The Holy Mother is the other half of God. The feminine aspect who lives in matter. She is the Earth and everything on it. The part of God embedded in the material of our own bodies. She is the shadow aspect of divinity, and She will throw the fck down to live her most authentic life. She is your raw, real, wild self. She is liberated, free, sovereign. She is emotionally authentic, expressive and sensual. She is creative and like a child running through the bottom of the garden, she is living her best and most magical life.
Becoming that again and letting one’s inner child shine is far from a puritanical and ‘controlled’ process. Enlightenment requires Divine Anarchy. You have to rebel against everything you know and follow the truth of your heart. No matter how many people raise their eyebrows and call you crazy.
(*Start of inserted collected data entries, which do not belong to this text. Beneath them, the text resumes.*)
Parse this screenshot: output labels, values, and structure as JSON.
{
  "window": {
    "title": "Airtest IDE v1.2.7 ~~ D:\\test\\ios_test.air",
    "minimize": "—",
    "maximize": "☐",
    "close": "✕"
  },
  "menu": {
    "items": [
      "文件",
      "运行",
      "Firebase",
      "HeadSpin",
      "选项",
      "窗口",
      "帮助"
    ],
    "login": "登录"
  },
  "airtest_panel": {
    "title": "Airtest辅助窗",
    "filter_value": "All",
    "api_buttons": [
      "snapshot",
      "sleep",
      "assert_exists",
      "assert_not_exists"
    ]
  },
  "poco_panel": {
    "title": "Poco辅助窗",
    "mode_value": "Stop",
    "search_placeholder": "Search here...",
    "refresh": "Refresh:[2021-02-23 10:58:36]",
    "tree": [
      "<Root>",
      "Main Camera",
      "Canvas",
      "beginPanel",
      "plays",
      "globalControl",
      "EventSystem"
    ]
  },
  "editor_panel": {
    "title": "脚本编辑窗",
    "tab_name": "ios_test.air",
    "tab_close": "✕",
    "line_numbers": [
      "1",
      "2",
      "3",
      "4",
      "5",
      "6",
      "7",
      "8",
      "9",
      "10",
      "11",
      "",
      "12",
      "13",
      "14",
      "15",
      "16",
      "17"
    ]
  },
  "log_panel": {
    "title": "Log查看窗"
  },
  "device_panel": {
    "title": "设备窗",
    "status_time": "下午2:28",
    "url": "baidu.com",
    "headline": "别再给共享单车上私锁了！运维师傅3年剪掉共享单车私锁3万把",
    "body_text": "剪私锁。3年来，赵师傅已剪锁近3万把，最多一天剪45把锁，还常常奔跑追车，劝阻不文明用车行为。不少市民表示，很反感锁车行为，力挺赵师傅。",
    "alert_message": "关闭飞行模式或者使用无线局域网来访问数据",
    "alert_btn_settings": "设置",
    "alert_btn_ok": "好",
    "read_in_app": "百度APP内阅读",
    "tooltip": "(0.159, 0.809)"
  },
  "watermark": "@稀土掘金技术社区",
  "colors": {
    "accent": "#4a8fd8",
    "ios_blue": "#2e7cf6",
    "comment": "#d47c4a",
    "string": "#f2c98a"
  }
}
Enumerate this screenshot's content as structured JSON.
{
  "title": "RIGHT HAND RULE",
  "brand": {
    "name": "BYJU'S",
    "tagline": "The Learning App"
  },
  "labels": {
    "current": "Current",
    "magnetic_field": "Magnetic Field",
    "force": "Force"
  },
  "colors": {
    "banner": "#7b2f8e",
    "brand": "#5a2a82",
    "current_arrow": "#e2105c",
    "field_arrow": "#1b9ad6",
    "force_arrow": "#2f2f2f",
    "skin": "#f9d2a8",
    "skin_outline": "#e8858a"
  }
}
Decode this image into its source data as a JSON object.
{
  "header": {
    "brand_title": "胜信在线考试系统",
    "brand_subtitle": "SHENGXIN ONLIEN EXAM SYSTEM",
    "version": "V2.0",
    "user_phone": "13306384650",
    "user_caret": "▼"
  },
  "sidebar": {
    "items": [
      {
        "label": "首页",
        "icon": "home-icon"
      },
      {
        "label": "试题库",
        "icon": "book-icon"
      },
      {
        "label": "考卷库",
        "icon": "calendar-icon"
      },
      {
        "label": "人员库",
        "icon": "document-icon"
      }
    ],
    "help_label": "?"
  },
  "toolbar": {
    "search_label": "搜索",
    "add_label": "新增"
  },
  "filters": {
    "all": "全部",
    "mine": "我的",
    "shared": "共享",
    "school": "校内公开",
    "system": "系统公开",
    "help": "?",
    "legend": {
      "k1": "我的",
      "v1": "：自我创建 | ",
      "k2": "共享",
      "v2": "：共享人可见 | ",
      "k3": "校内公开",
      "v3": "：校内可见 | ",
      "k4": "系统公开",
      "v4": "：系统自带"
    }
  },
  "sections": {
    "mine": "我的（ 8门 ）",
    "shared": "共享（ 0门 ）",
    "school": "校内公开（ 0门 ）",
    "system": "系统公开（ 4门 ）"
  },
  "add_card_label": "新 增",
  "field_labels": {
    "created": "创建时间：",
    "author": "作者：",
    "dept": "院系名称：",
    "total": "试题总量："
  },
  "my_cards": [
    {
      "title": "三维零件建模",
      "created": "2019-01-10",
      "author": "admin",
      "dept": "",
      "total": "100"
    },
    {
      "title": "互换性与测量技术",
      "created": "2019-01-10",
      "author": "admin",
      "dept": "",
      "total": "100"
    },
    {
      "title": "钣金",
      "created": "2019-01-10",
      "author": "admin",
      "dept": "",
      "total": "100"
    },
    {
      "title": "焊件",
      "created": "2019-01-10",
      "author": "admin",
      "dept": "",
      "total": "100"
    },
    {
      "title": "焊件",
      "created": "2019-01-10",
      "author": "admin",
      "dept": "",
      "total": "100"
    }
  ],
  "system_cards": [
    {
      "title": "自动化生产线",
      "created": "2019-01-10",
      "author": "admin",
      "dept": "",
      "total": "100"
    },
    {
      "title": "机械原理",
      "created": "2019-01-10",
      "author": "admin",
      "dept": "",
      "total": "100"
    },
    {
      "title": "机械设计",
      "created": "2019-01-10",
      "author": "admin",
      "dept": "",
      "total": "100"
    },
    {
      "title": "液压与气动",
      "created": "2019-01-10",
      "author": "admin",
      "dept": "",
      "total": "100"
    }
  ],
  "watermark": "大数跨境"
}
Do you want to be free? Truly free?
Well then, you’ll need to be willing to surrender your ‘story’ for your life. The one you inherited based on cultural and familial conditioning. You’ll also need to come back into your body and start the process of continuous death and rebirth. Your own private Hero/ine’s journey with the most loving support and guidance from the Creator in your heart. No mediators, no dogma. Just the greatest quest of your life. Full of magic, synchronicity and co-creative expansion.
Each time you release a pattern you are born again, into something higher, newer. More of your authentic self.
Once you engage with your inner wisdom and experience this, you will know for yourself. ‘Gnosis’ means ‘to know’. Not just any knowing, but the knowing that you know for sure, because you’ve experienced it in your heart. I am a ‘knower’, and I invite you to become one too.